A :py:class:`Sheaf` with only :py:class:`SetMorphism` restrictions does not allow you to compute :py:meth:`Sheaf.cohomology()`.  For that, you need linearity, which is implemented by the following subclass of :py:class:`SetMorphism`.

.. py:class:: LinearMorphism(SetMorphism)

   This implements a linear map, encoded as a :py:class:`numpy.ndarray`.  Since it subclasses :py:class:`SetMorphism`, it inherits composition (as multiplication, which is of course *also* matrix multiplication) and call semantics.  It also stores the matrix as a new attribute

   .. py:attribute:: matrix

   as you might expect.

When constructing a :py:class:`SheafCoface`, if you pass an :py:class:`numpy.ndarray` as the `restriction` argument, PySheaf will automatically create :py:class:`LinearMorphism` objects as the restriction.

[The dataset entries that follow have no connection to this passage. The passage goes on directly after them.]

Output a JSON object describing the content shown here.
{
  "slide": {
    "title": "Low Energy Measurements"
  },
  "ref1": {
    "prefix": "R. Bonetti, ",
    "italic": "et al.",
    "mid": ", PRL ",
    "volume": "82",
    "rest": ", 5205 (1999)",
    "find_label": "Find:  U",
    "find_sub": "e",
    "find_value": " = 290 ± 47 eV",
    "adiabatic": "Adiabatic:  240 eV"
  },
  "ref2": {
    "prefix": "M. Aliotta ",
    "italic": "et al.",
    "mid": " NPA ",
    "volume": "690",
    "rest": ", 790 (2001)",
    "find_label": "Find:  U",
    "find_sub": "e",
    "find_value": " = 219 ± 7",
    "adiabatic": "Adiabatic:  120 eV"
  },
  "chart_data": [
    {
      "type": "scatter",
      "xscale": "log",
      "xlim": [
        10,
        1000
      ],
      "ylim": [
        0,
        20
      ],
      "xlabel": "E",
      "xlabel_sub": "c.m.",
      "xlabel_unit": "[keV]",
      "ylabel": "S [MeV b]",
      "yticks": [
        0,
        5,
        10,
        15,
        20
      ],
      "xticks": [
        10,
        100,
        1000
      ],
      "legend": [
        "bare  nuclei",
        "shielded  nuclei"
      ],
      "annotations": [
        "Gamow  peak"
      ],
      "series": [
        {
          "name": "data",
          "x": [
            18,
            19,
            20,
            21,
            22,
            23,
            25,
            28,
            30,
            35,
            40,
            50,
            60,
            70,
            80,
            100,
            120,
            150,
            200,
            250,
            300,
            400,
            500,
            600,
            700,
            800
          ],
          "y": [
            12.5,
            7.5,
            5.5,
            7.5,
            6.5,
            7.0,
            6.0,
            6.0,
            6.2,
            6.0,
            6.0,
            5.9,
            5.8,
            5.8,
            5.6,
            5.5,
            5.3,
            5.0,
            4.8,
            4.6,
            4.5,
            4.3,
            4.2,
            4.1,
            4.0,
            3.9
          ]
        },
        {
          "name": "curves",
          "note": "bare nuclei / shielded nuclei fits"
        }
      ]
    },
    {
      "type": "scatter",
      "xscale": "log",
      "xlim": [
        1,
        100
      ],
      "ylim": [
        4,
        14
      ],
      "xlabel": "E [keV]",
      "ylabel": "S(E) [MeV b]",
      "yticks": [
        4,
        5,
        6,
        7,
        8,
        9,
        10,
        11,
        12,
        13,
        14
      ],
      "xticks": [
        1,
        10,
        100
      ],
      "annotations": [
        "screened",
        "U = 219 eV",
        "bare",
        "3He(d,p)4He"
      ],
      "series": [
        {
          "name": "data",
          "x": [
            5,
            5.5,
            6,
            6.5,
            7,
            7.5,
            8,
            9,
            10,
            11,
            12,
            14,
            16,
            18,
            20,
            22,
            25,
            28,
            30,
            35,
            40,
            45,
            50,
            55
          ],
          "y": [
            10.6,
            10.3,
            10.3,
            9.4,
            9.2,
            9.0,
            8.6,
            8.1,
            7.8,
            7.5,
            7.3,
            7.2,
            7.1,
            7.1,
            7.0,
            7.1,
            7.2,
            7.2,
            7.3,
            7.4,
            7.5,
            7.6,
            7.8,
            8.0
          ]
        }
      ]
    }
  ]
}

The final kind of morphism that is supported is :py:class:`SheafMorphism`, which supports composition by implementing a multiplication operator, but *not* call semantics since sheaf morphisms are *not* functions.  (It is true that they induce functions of various kinds, but PySheaf refrains from demanding that any particular kind of induced maps be computed by default.)

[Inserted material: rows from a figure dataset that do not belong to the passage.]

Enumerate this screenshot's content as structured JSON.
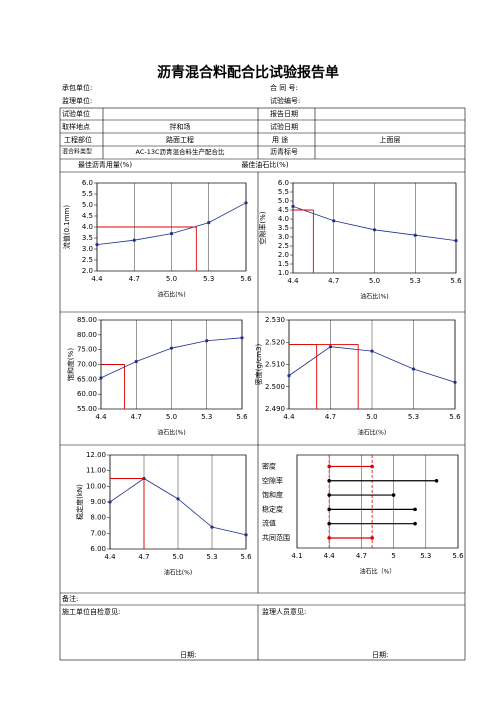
{
  "title": "沥青混合料配合比试验报告单",
  "header": {
    "contractor": "承包单位:",
    "contract_no": "合 同 号:",
    "supervisor": "监理单位:",
    "test_no": "试验编号:"
  },
  "table": {
    "rows": [
      [
        "试验单位",
        "报告日期"
      ],
      [
        "取样地点",
        "拌和场",
        "试验日期"
      ],
      [
        "工程部位",
        "路面工程",
        "用 途",
        "上面层"
      ],
      [
        "混合料类型",
        "AC-13C沥青混合料生产配合比",
        "沥青标号"
      ],
      [
        "最佳沥青用量(%)",
        "最佳油石比(%)"
      ]
    ]
  },
  "chart_data": [
    {
      "type": "line",
      "y_label": "流值(0.1mm)",
      "x_label": "油石比(%)",
      "color": "#1f2f8f",
      "guide_color": "#e00000",
      "x": [
        4.4,
        4.7,
        5.0,
        5.3,
        5.6
      ],
      "values": [
        3.2,
        3.4,
        3.7,
        4.2,
        5.1
      ],
      "xlim": [
        4.4,
        5.6
      ],
      "xticks": [
        4.4,
        4.7,
        {
          "value": 5,
          "label": "5.0"
        },
        5.3,
        5.6
      ],
      "ylim": [
        2,
        6
      ],
      "yticks": [
        {
          "value": 2,
          "label": "2.0"
        },
        2.5,
        {
          "value": 3,
          "label": "3.0"
        },
        3.5,
        {
          "value": 4,
          "label": "4.0"
        },
        4.5,
        {
          "value": 5,
          "label": "5.0"
        },
        5.5,
        {
          "value": 6,
          "label": "6.0"
        }
      ],
      "reference_lines": [
        {
          "x": 5.2,
          "y": 4.0
        }
      ]
    },
    {
      "type": "line",
      "y_label": "空隙率(%)",
      "x_label": "油石比(%)",
      "color": "#1f2f8f",
      "guide_color": "#e00000",
      "x": [
        4.4,
        4.7,
        5.0,
        5.3,
        5.6
      ],
      "values": [
        4.7,
        3.9,
        3.4,
        3.1,
        2.8
      ],
      "xlim": [
        4.4,
        5.6
      ],
      "xticks": [
        4.4,
        4.7,
        {
          "value": 5,
          "label": "5.0"
        },
        5.3,
        5.6
      ],
      "ylim": [
        1,
        6
      ],
      "yticks": [
        {
          "value": 1,
          "label": "1.0"
        },
        1.5,
        {
          "value": 2,
          "label": "2.0"
        },
        2.5,
        {
          "value": 3,
          "label": "3.0"
        },
        3.5,
        {
          "value": 4,
          "label": "4.0"
        },
        4.5,
        {
          "value": 5,
          "label": "5.0"
        },
        5.5,
        {
          "value": 6,
          "label": "6.0"
        }
      ],
      "reference_lines": [
        {
          "x": 4.55,
          "y": 4.5
        }
      ]
    },
    {
      "type": "line",
      "y_label": "饱和度(%)",
      "x_label": "油石比(%)",
      "color": "#1f2f8f",
      "guide_color": "#e00000",
      "x": [
        4.4,
        4.7,
        5.0,
        5.3,
        5.6
      ],
      "values": [
        65.5,
        71,
        75.5,
        78,
        79
      ],
      "xlim": [
        4.4,
        5.6
      ],
      "xticks": [
        4.4,
        4.7,
        {
          "value": 5,
          "label": "5.0"
        },
        5.3,
        5.6
      ],
      "ylim": [
        55,
        85
      ],
      "yticks": [
        {
          "value": 55,
          "label": "55.00"
        },
        {
          "value": 60,
          "label": "60.00"
        },
        {
          "value": 65,
          "label": "65.00"
        },
        {
          "value": 70,
          "label": "70.00"
        },
        {
          "value": 75,
          "label": "75.00"
        },
        {
          "value": 80,
          "label": "80.00"
        },
        {
          "value": 85,
          "label": "85.00"
        }
      ],
      "reference_lines": [
        {
          "x": 4.6,
          "y": 70
        }
      ]
    },
    {
      "type": "line",
      "y_label": "密度(g/cm3)",
      "x_label": "油石比(%)",
      "color": "#1f2f8f",
      "guide_color": "#e00000",
      "x": [
        4.4,
        4.7,
        5.0,
        5.3,
        5.6
      ],
      "values": [
        2.505,
        2.518,
        2.516,
        2.508,
        2.502
      ],
      "xlim": [
        4.4,
        5.6
      ],
      "xticks": [
        4.4,
        4.7,
        {
          "value": 5,
          "label": "5.0"
        },
        5.3,
        5.6
      ],
      "ylim": [
        2.49,
        2.53
      ],
      "yticks": [
        {
          "value": 2.49,
          "label": "2.490"
        },
        {
          "value": 2.5,
          "label": "2.500"
        },
        {
          "value": 2.51,
          "label": "2.510"
        },
        {
          "value": 2.52,
          "label": "2.520"
        },
        {
          "value": 2.53,
          "label": "2.530"
        }
      ],
      "reference_lines": [
        {
          "x": 4.6,
          "y": 2.519
        },
        {
          "x": 4.9,
          "y": 2.519
        }
      ]
    },
    {
      "type": "line",
      "y_label": "稳定度(kN)",
      "x_label": "油石比(%)",
      "color": "#1f2f8f",
      "guide_color": "#e00000",
      "x": [
        4.4,
        4.7,
        5.0,
        5.3,
        5.6
      ],
      "values": [
        9.0,
        10.5,
        9.2,
        7.4,
        6.9
      ],
      "xlim": [
        4.4,
        5.6
      ],
      "xticks": [
        4.4,
        4.7,
        {
          "value": 5,
          "label": "5.0"
        },
        5.3,
        5.6
      ],
      "ylim": [
        6,
        12
      ],
      "yticks": [
        {
          "value": 6,
          "label": "6.00"
        },
        {
          "value": 7,
          "label": "7.00"
        },
        {
          "value": 8,
          "label": "8.00"
        },
        {
          "value": 9,
          "label": "9.00"
        },
        {
          "value": 10,
          "label": "10.00"
        },
        {
          "value": 11,
          "label": "11.00"
        },
        {
          "value": 12,
          "label": "12.00"
        }
      ],
      "reference_lines": [
        {
          "x": 4.7,
          "y": 10.5
        }
      ]
    },
    {
      "type": "range",
      "x_label": "油石比（%）",
      "xlim": [
        4.1,
        5.6
      ],
      "xticks": [
        4.1,
        4.4,
        4.7,
        5,
        5.3,
        5.6
      ],
      "series": [
        {
          "name": "密度",
          "color": "#e00000",
          "values": [
            4.4,
            4.8
          ]
        },
        {
          "name": "空隙率",
          "color": "#000000",
          "values": [
            4.4,
            5.4
          ]
        },
        {
          "name": "饱和度",
          "color": "#000000",
          "values": [
            4.4,
            5.0
          ]
        },
        {
          "name": "稳定度",
          "color": "#000000",
          "values": [
            4.4,
            5.2
          ]
        },
        {
          "name": "流值",
          "color": "#000000",
          "values": [
            4.4,
            5.2
          ]
        },
        {
          "name": "共同范围",
          "color": "#e00000",
          "values": [
            4.4,
            4.8
          ]
        }
      ]
    }
  ],
  "footer": {
    "remarks": "备注:",
    "self_check": "施工单位自检意见:",
    "supervisor_opinion": "监理人员意见:",
    "date_left": "日期:",
    "date_right": "日期:"
  }
}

.. py:class:: SheafMorphism

   A sheaf morphism from one sheaf to another consists of lists :py:attr:`destinations` and :py:attr:`maps` which correspond to the :py:attr:`Sheaf.cells` list in the domain sheaf.

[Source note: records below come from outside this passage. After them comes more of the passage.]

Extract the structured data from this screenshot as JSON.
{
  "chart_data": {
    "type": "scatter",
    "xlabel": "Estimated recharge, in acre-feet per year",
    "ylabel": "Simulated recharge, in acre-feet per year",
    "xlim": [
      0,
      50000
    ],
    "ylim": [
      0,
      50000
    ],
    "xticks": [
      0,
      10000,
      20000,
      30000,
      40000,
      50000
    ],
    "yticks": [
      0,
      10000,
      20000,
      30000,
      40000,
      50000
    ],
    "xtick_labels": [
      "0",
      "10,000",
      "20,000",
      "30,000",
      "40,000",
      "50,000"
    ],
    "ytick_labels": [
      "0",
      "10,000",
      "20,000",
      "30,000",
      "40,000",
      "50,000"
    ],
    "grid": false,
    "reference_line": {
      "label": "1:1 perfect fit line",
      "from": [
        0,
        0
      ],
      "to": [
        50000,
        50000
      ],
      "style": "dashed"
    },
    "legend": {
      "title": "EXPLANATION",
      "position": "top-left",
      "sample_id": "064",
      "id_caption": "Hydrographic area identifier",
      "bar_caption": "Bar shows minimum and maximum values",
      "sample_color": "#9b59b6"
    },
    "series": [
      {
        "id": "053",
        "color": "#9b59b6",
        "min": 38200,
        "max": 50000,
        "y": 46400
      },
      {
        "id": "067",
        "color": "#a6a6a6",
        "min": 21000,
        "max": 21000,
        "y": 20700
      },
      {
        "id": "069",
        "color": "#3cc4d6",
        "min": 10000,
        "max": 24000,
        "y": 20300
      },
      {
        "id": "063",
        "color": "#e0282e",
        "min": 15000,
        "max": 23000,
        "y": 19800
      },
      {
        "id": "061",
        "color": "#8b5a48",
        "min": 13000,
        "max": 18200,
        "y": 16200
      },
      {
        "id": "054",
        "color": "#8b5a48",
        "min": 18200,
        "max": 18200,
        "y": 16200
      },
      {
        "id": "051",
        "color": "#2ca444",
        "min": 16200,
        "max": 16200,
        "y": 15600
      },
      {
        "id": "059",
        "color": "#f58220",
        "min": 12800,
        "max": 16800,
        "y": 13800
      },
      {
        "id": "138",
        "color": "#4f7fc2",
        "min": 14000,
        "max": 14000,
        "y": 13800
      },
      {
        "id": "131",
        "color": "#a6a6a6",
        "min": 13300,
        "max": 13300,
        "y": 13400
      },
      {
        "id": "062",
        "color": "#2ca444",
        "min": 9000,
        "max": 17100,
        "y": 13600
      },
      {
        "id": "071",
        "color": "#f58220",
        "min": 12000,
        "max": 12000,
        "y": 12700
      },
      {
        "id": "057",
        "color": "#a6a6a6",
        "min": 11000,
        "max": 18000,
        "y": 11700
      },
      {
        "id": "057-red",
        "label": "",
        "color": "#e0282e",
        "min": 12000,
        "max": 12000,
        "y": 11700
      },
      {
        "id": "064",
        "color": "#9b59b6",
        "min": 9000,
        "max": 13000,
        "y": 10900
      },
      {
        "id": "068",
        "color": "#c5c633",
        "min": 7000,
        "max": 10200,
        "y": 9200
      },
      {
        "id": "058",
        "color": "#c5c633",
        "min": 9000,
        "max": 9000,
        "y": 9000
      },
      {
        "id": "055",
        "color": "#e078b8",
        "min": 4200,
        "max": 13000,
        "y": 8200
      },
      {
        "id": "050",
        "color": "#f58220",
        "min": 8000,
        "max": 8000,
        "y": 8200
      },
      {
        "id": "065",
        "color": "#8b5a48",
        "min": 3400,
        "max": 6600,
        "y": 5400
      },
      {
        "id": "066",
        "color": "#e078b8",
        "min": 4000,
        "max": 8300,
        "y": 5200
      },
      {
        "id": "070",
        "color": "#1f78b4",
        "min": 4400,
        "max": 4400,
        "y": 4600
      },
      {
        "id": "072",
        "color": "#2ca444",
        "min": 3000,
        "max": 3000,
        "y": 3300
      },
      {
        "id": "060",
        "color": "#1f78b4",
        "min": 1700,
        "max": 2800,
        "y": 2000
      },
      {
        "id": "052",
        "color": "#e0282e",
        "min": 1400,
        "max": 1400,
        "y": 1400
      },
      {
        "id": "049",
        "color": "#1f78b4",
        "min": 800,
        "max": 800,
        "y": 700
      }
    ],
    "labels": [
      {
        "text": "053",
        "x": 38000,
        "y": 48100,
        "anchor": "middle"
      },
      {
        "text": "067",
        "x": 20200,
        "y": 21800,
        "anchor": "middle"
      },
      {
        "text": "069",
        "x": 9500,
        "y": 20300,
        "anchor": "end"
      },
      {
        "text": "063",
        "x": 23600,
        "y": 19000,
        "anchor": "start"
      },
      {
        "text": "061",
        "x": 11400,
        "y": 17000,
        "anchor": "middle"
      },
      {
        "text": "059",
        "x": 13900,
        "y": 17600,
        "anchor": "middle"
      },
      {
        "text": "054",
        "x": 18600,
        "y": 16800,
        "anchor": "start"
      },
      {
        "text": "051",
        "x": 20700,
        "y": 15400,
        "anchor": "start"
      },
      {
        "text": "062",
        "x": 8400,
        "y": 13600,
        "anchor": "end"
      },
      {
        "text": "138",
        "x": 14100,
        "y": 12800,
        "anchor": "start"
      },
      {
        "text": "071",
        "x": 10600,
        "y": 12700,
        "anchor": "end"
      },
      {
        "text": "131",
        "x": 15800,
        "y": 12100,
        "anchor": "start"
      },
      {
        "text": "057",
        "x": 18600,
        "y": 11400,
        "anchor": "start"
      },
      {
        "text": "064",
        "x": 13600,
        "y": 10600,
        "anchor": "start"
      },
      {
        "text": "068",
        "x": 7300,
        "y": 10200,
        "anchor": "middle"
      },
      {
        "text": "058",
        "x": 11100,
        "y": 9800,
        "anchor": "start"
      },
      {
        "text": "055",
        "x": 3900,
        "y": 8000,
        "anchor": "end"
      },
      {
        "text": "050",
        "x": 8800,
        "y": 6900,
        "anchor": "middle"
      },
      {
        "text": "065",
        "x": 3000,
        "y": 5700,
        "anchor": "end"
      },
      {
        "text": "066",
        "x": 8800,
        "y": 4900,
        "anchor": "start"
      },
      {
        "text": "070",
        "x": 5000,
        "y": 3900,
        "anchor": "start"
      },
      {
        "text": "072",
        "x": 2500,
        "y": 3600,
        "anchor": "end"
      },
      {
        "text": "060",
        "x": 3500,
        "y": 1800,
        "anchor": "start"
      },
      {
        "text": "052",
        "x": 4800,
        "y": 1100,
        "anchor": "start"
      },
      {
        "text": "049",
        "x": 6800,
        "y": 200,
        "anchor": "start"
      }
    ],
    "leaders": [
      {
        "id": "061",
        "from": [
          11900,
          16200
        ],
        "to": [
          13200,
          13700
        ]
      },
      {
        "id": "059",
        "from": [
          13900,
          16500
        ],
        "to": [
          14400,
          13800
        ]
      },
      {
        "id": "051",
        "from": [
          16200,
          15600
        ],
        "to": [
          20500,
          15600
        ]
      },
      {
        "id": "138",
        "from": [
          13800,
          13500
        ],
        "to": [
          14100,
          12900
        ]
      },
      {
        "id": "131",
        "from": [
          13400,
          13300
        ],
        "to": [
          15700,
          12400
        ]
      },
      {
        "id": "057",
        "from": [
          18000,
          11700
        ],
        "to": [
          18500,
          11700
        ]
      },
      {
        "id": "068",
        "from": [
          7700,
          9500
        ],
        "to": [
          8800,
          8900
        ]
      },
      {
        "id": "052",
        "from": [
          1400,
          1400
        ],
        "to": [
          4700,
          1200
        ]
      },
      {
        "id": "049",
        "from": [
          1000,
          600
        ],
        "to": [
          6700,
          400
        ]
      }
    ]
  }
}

   .. py:attribute:: destinations

      List of indices into the codomain sheaf's :py:attr:`Sheaf.cells` list for each component map of the sheaf morphism.  Entries correspond to the :py:attr:`Sheaf.cells` list in the domain sheaf.

   .. py:attribute:: maps

      List of component maps (each of which may be any morphism class, like :py:class:`SetMorphism`, :py:class:`LinearMorphism`, or even :py:class:`SetMorphism`) corresponding to the :py:attr:`Sheaf.cells` list in the domain sheaf.
	 
Constructing :py:class:`Sheaf` instances
----------------------------------------

:py:class:`Sheaf` objects are constructed in essentially the same way as :py:class:`CellComplex` objects.  Determining the indices for the :py:attr:`Sheaf.cells` list is crucial, as each :py:attr:`SheafCoface.index` will refer into it.  Changes to the base space -- the inherited structure from :py:class:`CellComplex` -- are not easy and will generally involve many updates.  Additionally, each :py:attr:`SheafCoface.restriction` ought to be known beforehand, though these can be changed at run time if needed.